No. There is absolutely no presumption that lsqr (or ANY such tool) will give an exact solution in terms of essentially a zero residual. Consider this example:
A = rand(3,2)
A =
0.81472 0.91338
0.90579 0.63236
0.12699 0.09754
b = rand(3,1)
b =
0.2785
0.54688
0.95751
x = lsqr(A,b)
lsqr converged at iteration 2 to a solution with relative residual 0.77.
x =
1.2896
-0.82073
As you can see, it agrees with that which backslash returns.
A\b
ans =
1.2896
-0.82073
Is it exact? OF COURSE NOT!
A*x-b
ans =
0.022536
0.10223
-0.8738
No exact solution exists. This is what you have, a problem with no exact solution.

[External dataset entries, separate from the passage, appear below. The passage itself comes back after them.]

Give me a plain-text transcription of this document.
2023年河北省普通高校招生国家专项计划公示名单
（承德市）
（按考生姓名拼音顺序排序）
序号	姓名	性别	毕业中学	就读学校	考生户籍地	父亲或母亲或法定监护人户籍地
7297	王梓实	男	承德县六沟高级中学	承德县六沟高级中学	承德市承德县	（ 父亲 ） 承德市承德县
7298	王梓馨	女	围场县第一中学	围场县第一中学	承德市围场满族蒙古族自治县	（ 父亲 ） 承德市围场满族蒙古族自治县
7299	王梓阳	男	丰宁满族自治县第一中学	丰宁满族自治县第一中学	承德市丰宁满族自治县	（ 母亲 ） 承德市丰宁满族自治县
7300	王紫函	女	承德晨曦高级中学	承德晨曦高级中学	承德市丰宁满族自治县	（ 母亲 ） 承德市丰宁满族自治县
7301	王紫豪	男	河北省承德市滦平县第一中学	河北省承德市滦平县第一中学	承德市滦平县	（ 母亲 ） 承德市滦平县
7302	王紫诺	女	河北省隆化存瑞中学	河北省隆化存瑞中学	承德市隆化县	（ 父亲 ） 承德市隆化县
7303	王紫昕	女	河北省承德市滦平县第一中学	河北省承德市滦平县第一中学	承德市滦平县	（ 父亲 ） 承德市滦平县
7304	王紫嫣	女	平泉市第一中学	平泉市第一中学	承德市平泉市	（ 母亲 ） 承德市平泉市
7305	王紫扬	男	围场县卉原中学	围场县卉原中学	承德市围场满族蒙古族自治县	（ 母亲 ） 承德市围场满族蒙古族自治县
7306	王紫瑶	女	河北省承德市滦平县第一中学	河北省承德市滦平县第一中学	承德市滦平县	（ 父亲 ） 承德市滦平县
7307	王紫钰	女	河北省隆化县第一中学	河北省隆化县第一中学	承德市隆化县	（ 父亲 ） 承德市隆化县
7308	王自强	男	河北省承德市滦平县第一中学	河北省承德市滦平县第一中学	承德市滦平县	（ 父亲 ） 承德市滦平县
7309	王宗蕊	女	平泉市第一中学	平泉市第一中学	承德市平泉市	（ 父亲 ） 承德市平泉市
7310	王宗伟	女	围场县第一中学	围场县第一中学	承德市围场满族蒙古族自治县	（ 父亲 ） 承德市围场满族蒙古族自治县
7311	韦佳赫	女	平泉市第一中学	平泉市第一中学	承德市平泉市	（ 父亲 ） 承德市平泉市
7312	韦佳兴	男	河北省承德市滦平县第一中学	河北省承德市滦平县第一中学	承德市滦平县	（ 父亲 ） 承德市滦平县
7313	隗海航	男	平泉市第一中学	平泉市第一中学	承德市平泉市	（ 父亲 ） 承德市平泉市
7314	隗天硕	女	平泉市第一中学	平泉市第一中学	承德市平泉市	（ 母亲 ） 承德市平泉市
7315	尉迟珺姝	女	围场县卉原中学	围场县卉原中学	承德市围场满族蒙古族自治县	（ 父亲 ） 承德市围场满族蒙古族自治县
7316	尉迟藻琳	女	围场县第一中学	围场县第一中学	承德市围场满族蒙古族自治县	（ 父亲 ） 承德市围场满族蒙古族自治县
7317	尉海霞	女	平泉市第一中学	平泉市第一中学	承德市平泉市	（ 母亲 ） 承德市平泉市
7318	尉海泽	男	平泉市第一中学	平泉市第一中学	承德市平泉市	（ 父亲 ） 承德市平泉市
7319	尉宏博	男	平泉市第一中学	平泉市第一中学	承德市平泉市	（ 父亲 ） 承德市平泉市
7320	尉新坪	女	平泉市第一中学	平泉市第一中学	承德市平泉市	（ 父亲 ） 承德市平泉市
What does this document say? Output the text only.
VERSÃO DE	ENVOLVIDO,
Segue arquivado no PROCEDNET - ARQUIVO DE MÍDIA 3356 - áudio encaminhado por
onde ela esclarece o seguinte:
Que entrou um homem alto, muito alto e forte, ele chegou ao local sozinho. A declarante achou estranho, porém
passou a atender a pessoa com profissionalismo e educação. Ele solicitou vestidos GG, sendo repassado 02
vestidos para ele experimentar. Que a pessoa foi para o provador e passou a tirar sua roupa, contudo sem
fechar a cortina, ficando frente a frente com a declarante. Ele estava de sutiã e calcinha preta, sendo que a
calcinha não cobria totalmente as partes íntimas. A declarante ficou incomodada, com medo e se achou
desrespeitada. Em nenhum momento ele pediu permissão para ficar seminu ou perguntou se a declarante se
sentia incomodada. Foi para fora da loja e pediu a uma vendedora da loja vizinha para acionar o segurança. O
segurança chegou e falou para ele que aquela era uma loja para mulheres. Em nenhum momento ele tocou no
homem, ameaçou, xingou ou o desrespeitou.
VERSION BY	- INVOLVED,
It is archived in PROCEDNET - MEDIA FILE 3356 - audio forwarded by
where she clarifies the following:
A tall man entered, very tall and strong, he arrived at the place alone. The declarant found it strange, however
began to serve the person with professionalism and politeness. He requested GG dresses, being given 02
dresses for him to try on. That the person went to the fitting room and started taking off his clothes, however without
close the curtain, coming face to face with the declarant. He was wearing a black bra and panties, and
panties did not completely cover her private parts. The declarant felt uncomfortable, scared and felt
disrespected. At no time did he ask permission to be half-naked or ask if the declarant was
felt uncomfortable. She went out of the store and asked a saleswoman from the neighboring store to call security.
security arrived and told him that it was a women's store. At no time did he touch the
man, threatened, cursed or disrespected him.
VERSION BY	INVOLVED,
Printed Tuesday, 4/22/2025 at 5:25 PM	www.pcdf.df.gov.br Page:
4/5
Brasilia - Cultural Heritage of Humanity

Merely setting a small tolerance cannot enforce a solution to exist where no solution exists. The tolerance only tells lsqr when to stop iterating. So lets see what you THINK you read in the documentation.
[X,FLAG,RELRES] = lsqr(A,B,...) also returns estimates of the relative
residual NORM(B-A*X)/NORM(B). If RELRES <= TOL, then X is a
consistent solution to A*X=B. If FLAG is 0 but RELRES > TOL, then X is
the least squares solution which minimizes norm(B-A*X).
LSQR returns a relative residual, but as you can read above, there is no presumption that the solution is exact.